Review by Win Wiacek
By most lights Flash Gordon is the world’s most influential comic strip. When the hero debuted on Sunday January 7th 1934 as an answer to the revolutionary, inspirational, but quirkily clunky Buck Rogers two new elements were added to the wonderment; Classical Lyricism and poetic dynamism. It became a weekly invitation to stunning exotic glamour and astonishing beauty.
Where Rogers blended traditional adventure and high science concepts, under Alex Raymond Flash Gordon reinterpreted fairy tales, heroic epics and mythology, spectacularly draping them in the trappings of the contemporary future, with varying ‘Rays’, ‘Engines’ and ‘Motors’ substituting for trusty swords and lances – although there were also plenty of those. Exotic craft and contraptions stood in for galleons, chariots and magic carpets.

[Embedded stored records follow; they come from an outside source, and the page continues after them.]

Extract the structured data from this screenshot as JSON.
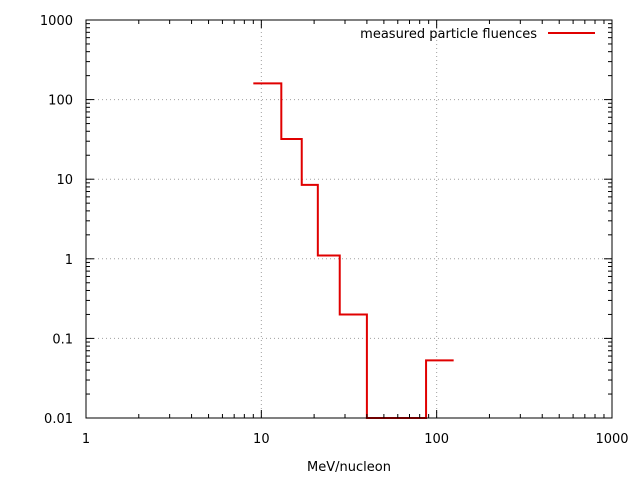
{
  "chart_data": {
    "type": "line",
    "title": "",
    "xlabel": "MeV/nucleon",
    "ylabel": "",
    "x_scale": "log",
    "y_scale": "log",
    "xlim": [
      1,
      1000
    ],
    "ylim": [
      0.01,
      1000
    ],
    "x_ticks": [
      {
        "value": 1,
        "label": "1"
      },
      {
        "value": 10,
        "label": "10"
      },
      {
        "value": 100,
        "label": "100"
      },
      {
        "value": 1000,
        "label": "1000"
      }
    ],
    "y_ticks": [
      {
        "value": 0.01,
        "label": "0.01"
      },
      {
        "value": 0.1,
        "label": "0.1"
      },
      {
        "value": 1,
        "label": "1"
      },
      {
        "value": 10,
        "label": "10"
      },
      {
        "value": 100,
        "label": "100"
      },
      {
        "value": 1000,
        "label": "1000"
      }
    ],
    "grid": true,
    "legend_position": "top-right",
    "series": [
      {
        "name": "measured particle fluences",
        "color": "#e00000",
        "style": "steps",
        "bins": [
          {
            "x_start": 9,
            "x_end": 13,
            "y": 160
          },
          {
            "x_start": 13,
            "x_end": 17,
            "y": 32
          },
          {
            "x_start": 17,
            "x_end": 21,
            "y": 8.5
          },
          {
            "x_start": 21,
            "x_end": 28,
            "y": 1.1
          },
          {
            "x_start": 28,
            "x_end": 40,
            "y": 0.2
          },
          {
            "x_start": 40,
            "x_end": 87,
            "y": 0.01
          },
          {
            "x_start": 87,
            "x_end": 125,
            "y": 0.053
          }
        ]
      }
    ]
  }
}
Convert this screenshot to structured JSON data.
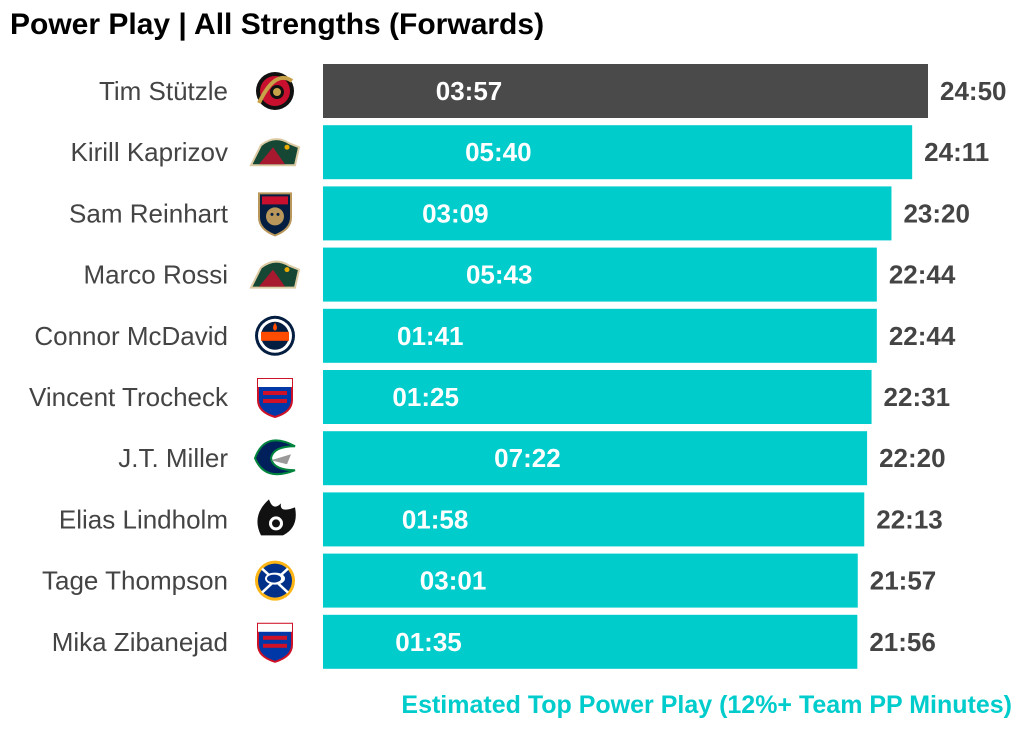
{
  "chart_data": {
    "type": "bar",
    "orientation": "horizontal",
    "title": "Power Play | All Strengths (Forwards)",
    "legend": {
      "text": "Estimated Top Power Play (12%+ Team PP Minutes)",
      "placement": "bottom-right"
    },
    "grid": false,
    "colors": {
      "highlight": "#4a4a4a",
      "default": "#00cccc",
      "player_label": "#444444",
      "total_label": "#444444",
      "inner_label": "#ffffff",
      "legend": "#00cccc"
    },
    "xlim_seconds": [
      0,
      1490
    ],
    "players": [
      {
        "name": "Tim Stützle",
        "team_icon": "ottawa-senators-logo",
        "total": "24:50",
        "total_seconds": 1490,
        "pp": "03:57",
        "pp_seconds": 237,
        "highlight": true
      },
      {
        "name": "Kirill Kaprizov",
        "team_icon": "minnesota-wild-logo",
        "total": "24:11",
        "total_seconds": 1451,
        "pp": "05:40",
        "pp_seconds": 340,
        "highlight": false
      },
      {
        "name": "Sam Reinhart",
        "team_icon": "florida-panthers-logo",
        "total": "23:20",
        "total_seconds": 1400,
        "pp": "03:09",
        "pp_seconds": 189,
        "highlight": false
      },
      {
        "name": "Marco Rossi",
        "team_icon": "minnesota-wild-logo",
        "total": "22:44",
        "total_seconds": 1364,
        "pp": "05:43",
        "pp_seconds": 343,
        "highlight": false
      },
      {
        "name": "Connor McDavid",
        "team_icon": "edmonton-oilers-logo",
        "total": "22:44",
        "total_seconds": 1364,
        "pp": "01:41",
        "pp_seconds": 101,
        "highlight": false
      },
      {
        "name": "Vincent Trocheck",
        "team_icon": "new-york-rangers-logo",
        "total": "22:31",
        "total_seconds": 1351,
        "pp": "01:25",
        "pp_seconds": 85,
        "highlight": false
      },
      {
        "name": "J.T. Miller",
        "team_icon": "vancouver-canucks-logo",
        "total": "22:20",
        "total_seconds": 1340,
        "pp": "07:22",
        "pp_seconds": 442,
        "highlight": false
      },
      {
        "name": "Elias Lindholm",
        "team_icon": "calgary-flames-logo",
        "total": "22:13",
        "total_seconds": 1333,
        "pp": "01:58",
        "pp_seconds": 118,
        "highlight": false
      },
      {
        "name": "Tage Thompson",
        "team_icon": "buffalo-sabres-logo",
        "total": "21:57",
        "total_seconds": 1317,
        "pp": "03:01",
        "pp_seconds": 181,
        "highlight": false
      },
      {
        "name": "Mika Zibanejad",
        "team_icon": "new-york-rangers-logo",
        "total": "21:56",
        "total_seconds": 1316,
        "pp": "01:35",
        "pp_seconds": 95,
        "highlight": false
      }
    ]
  }
}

It was a narrative trick that kept the far-fetched satisfactorily familiar – and in 1948 was continued from the art of Austin Briggs (see The Storm Queen of Valkir) by Mac Raboy and Raymond’s ghostwriter Don Moore. Look closely and you’ll see cowboys, gangsters and of course, flying saucer fetishes adding contemporary flourish to the fanciful fables in this volume.
Raboy’s sleek, fine-line brush style, heavily influenced by his idol Raymond, had made his work on 1940s comics a benchmark of artistic quality in the proliferating superhero genre. His seemingly inevitable assumption of Flash’s extraordinary exploits led to a renaissance of the strip and in the rapidly evolving post-war world Flash Gordon became once more a benchmark of timeless, escapist quality that only Hal Foster’s Prince Valiant could touch.

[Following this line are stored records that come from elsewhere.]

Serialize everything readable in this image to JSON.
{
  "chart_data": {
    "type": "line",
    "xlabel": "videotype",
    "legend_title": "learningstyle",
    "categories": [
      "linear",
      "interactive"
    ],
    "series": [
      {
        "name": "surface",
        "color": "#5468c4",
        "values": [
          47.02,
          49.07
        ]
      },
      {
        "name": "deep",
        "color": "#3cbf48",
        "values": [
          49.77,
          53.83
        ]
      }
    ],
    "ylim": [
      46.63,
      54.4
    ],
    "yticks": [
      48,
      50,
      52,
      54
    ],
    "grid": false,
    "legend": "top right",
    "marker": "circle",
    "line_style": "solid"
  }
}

This first 260 page volume, produced in landscape format and printed in bold stark monochrome (although one or two strips appear to have been scanned from printed colour copies) covers the January 8th 1948 to May 10th 1953. It opens with Flash as President of Mongo when Slyk, a refugee from the believed-uninhabited moon of Lunita, arrives. Beseeching assistance to liberate his world from the tyrannical depredations of the wicked siblings Rudo and Lura, the Lunite accompanies Flash, Dale Arden and Dr. Zarkov to his hidden moon where the heroes are soon captured before Slyk saves the day. This short transitional tale set up an unfailingly popular formula of nightmarish beasts, distressed damsels and outrageous adventure that would last until Raboy’s death in 1967.
Over successive adventures Flash and Co. meet the inhabitants of a red comet, participate in an undersea odyssey, visit frozen Polaria, and then the tropics. A penal colony is investigated, there’s a vacation on Earth, and taking us past halfway, a tropical world with colossal plants and feudal warriors. Not only is our solar system teeming with unsuspected life, but it appears most of it is ruled by complete sods, as Flash, Dale and Zarkov battled winged tree-men, swamp horrors and the nefarious overlord Stang among others.
As is fitting for one of the world’s greatest continuity strips this first volume ends on a gripping cliffhanger, but with so much incredible action, drawn with such magnificent style there’s no way any fan of classic adventure can possibly feel short-changed.
Raboy was the last of the Golden Age of romanticist illustrators, but his lush and lavish flowing adoration of the perfected human form was already fading from popular taste. The daily feature at this time had already switched to the solid, chunky, he-manly, burly realism of Dan Barry and even Frank Frazetta. Here, however, at least the last outpost of beautiful elegant heroism and gracefully pretty perils prevail. Bring on Volume Two.